Editor’s Note: Each week Maynard Webb, former CEO of LiveOps and the former COO of eBay, offers candid, practical, and sometimes surprising advice to entrepreneurs and founders. To submit a question, write to Webb at email@example.com.
Q. We have new customers and new people and now this is the biggest company most of us have ever worked for. Things are great for the business but I’m feeling overwhelmed, as is the team. What should I do?
–CEO trying to keep up
I don’t want to sound harsh, but what you have to do is get used to it! It doesn’t matter if you were 12 people last year and 300 people this year because next year you will want to be 1,000 people.
At one point, eBay stopped taking new customers for months because it didn’t think it could handle providing the service to more people. That was an opportunity lost. Another time a portfolio company told me there was so much demand they were shutting off adding new users. I thought I heard incorrectly. Limiting your growth in this way is not the right answer.
It’s amazing that there’s demand for your product and customer growth. Now you have to figure out how to keep up—and really, you have to focus on how to get ahead. Sometimes that means taking a step back or going slow so you can ultimately go fast. What I mean by that is taking the time right now to figure out a strategy and create a plan.
We all can feel overwhelmed at times. But we can’t stay there. The answer is finding a path to get better. What are the things you can do that will enable your growth and reduce you from feeling overwhelmed?
First, I recommend you figure out where any bottlenecks are, or where things are starting to break and why. Can you fix it with people or with process? You need to make some changes to make things flow.
Scaling is easier than building a company from nothing. It would benefit you to add the right tools. I recommend employing a framework to assess where you are. A framework is set up by industry people who have collaborated and found a way and use a guide. There are many tools and methodologies. We used to tout Kanban, Key Performance Indicators (KPIs), and Objective and Key Results (OKRs). I personally use Capability Maturity Model (CMM). Salesforce uses is own system called V2MOM. What matters is not which tool you use, but that you implement a process to help you look at the company, see where you are, and determine where you need to be.
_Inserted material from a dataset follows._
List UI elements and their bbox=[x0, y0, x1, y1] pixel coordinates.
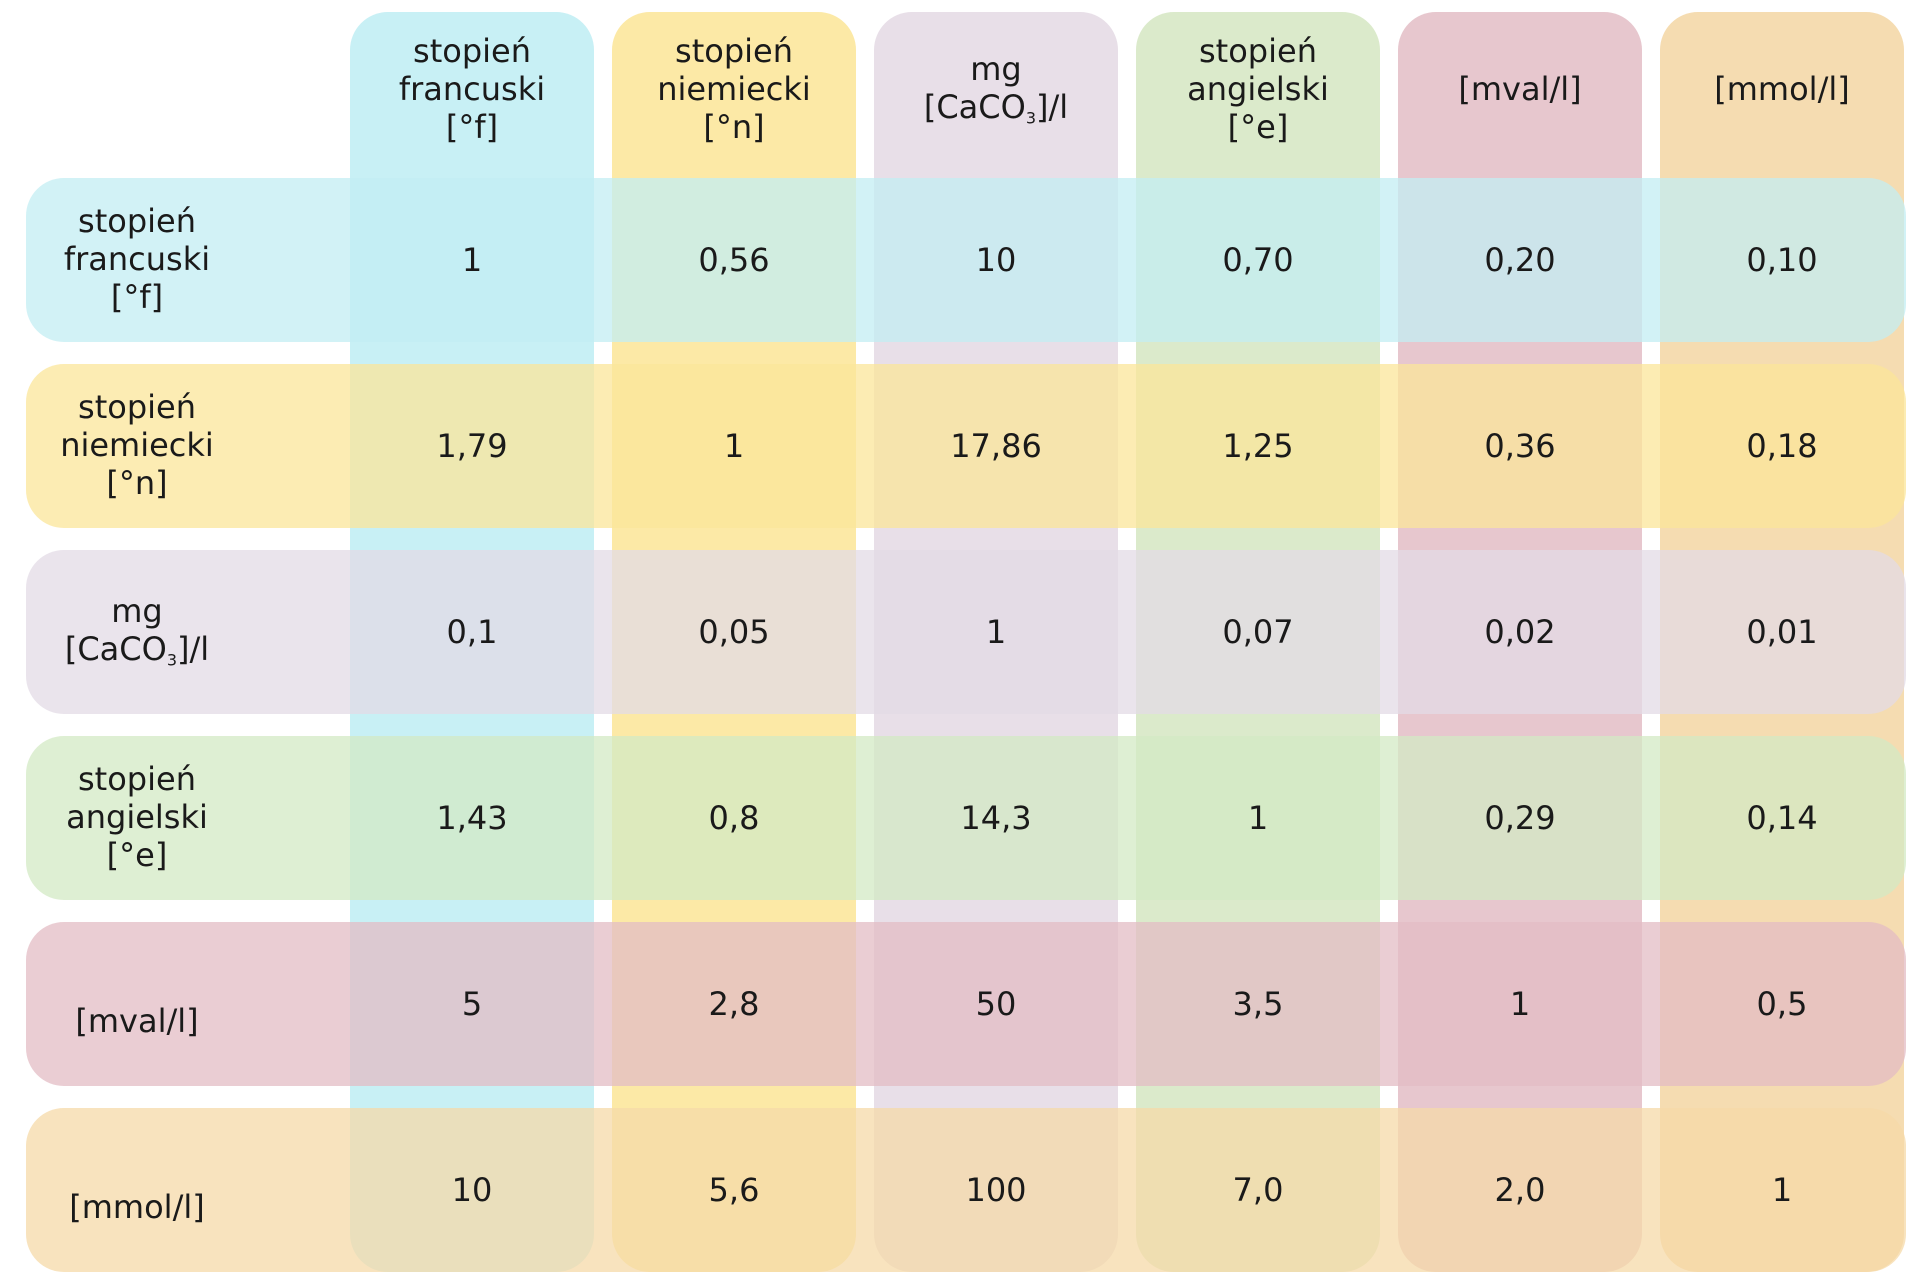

What is holding things back? Are you holding anyone up from going as fast as they can go? Have you framed the principles and values enough to so that people know what to do? Are there people who are doing really well and who can do more? One of the answers to enabling growth might be hiring additional people. But remember that recruiting and onboarding adds complexity, so you need to plan for this.
If you don’t have enough money, but you have demand, you may need to fundraise. This will add some short-term pain but will ultimately be a long-term gain.
Also, remember that the right attitude goes a long way. It is necessary to have the team approach everything with an air of wonder. You want to instill a culture in which people ask, “how can I?” I would say, “I’m not asking you to do something impossible, but if everyone had same the same situation and same dollars, how could we ensure nobody else would be better?” Establish expectations to always get better and help people change their mindset. Are people complaining? If so, create a forum to listen, and then task them with fixing it. Having them help identify what is wrong and assigning them a role in solving it will help things get done faster.
When you make progress celebrate it and look around the bend and see what is next. Imagine what will happen the next quarter or next year. With this kind of forward thinking you won’t be dealing with incoming every day. If you anticipate what will come and have a plan, it feels better.
I know you are working hard and feeling stress. But let’s put this in context. Most work is hard. But when you are growing it is also energizing. It is very seldom that you get stasis. It is not often in the life of a successful company that things are “okay” and stay okay. Everything is always changing, and you must always be responding.
The fact is that challenges get harder as you become more successful. The more you grow, the more friction you introduce. Companies that are growing are always surprised to learn that big companies are always grappling with challenges at scale. Of course they are! They need to onboard tons of people and acquire new companies. Even companies that look like giants still have heavy lifting to do. Regardless of size there are always challenges. It’s never easy. But it can be fulfilling and fun.